Brainstorming continues to be a common method to try and shake out the cobwebs and draw out new ideas from teams. In practice however, the outcome of brainstorming often falls short of expectations as team get stymied by a stalled creative front. Psychological inertia, hidden agenda, lack of insight can all contribute to these non-productive innovation weather patterns. To understand how people can influence the brainstorming outcome, let’s look to the wisdom of the cloud.
There are a number of different types of clouds, each with its own make up and effect on the weather. So too are there difference classes of participants in a brainstorming exercise. Can you recognize the similarities?
Cumulus clouds are puffy and cheerful. These clouds are willing participants in the brainstorming exercise, but rarely contribute any significant ideas. They tend to revel in the exercise and cheer on other cumulus clouds by seeing the shapes of imagined novelty in what are in reality the same old concepts.
Cirrus clouds are high and wispy. They often bring some very high-level ideas to the table. But, the ideas are generally not deep and may lack good alignment with the overall business objectives. It can be a challenge to distinguish between the cirrus idea that could have value if it were only further developed and the concept which is going to simply drain valuable resources to explore and kill because it is not a good fit.
Fog. Need we say more. We can all recognize the team member who just doesn’t seem to have a clue.
Cumulonimbus clouds have presence. They are large and have great substance. But they can also bring great destruction as they unleash their energy. These people often harbor hidden agenda. The tornado of energy is released not so much to advance the cause, but to tear down the ideas of other in an attempt to perpetuate their own views and goals.
Nimbostratus are the clouds that yield steady rain. It is sometimes uncomfortable to want in the rain, but as any farmer will tell you, you need water to grow crops. The reason these peoples’ ideas often feel uncomfortable is that these concepts are grounded—they are novel enough to simulate that instinct to resist change, but grounded in enough reality to seem achievable. These are often the most productive member of the brainstorming team.

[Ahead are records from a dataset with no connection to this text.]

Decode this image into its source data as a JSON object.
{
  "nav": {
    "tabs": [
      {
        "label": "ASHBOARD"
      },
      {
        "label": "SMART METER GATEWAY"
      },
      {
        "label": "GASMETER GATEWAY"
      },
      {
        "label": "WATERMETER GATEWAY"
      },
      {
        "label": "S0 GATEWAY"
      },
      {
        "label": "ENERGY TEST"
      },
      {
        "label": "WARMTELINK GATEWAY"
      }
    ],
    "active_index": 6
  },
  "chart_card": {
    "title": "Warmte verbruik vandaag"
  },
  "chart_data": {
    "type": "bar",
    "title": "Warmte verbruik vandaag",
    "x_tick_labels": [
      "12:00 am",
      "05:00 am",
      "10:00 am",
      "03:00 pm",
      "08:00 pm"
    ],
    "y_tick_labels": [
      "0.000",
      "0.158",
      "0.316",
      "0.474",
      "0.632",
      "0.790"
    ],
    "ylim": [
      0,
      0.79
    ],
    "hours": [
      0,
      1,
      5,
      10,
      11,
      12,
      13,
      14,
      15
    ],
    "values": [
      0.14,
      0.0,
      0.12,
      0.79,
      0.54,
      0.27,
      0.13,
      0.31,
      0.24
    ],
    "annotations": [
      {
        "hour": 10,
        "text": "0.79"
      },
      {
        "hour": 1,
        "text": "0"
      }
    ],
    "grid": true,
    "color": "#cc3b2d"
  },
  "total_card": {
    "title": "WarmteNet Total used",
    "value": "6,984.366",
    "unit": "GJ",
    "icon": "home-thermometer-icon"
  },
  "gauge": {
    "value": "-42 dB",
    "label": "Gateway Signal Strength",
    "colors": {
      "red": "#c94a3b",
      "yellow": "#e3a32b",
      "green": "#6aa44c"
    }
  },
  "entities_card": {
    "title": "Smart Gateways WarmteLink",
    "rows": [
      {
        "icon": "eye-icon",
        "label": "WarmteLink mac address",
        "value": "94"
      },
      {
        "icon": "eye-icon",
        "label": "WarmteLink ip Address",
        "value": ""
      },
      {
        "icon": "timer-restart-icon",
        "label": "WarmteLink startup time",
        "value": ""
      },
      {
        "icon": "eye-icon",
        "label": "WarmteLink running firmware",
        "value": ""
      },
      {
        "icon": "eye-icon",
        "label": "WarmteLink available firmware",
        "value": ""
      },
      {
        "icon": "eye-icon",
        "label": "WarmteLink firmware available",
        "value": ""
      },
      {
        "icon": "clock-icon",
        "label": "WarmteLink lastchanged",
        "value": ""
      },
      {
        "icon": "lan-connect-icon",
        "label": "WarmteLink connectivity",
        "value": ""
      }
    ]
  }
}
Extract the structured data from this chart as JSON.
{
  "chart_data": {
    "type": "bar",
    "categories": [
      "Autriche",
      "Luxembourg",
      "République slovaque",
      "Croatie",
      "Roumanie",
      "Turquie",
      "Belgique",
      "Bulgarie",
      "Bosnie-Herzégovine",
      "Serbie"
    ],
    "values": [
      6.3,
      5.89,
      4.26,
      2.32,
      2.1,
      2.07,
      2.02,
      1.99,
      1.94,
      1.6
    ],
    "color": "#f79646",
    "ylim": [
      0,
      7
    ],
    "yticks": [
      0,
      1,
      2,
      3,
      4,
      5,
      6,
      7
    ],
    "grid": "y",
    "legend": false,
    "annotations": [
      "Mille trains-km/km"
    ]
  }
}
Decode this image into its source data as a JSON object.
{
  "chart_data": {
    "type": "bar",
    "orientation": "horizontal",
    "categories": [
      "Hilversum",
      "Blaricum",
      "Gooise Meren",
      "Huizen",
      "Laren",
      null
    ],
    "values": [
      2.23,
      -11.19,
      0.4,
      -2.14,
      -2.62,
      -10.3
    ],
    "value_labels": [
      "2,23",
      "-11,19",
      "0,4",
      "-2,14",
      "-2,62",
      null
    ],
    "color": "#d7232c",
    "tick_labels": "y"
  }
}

If we want to stimulate more innovation rain, how can we do this? Seed the clouds with knowledge.
Brainstorming doesn’t create new ideas. It simply helps people tap into what they have forgotten they know. The more relevant knowledge they have access to, the more ease with which they can access that knowledge in a useful way, the more likely they are to make the connections that produce that moment of creative synthesis.
Connecting innovation workers to the right knowledge at the right time is a key aspect of how you can increase the innovation productivity of your organization in brainstorming and other innovation activities as well.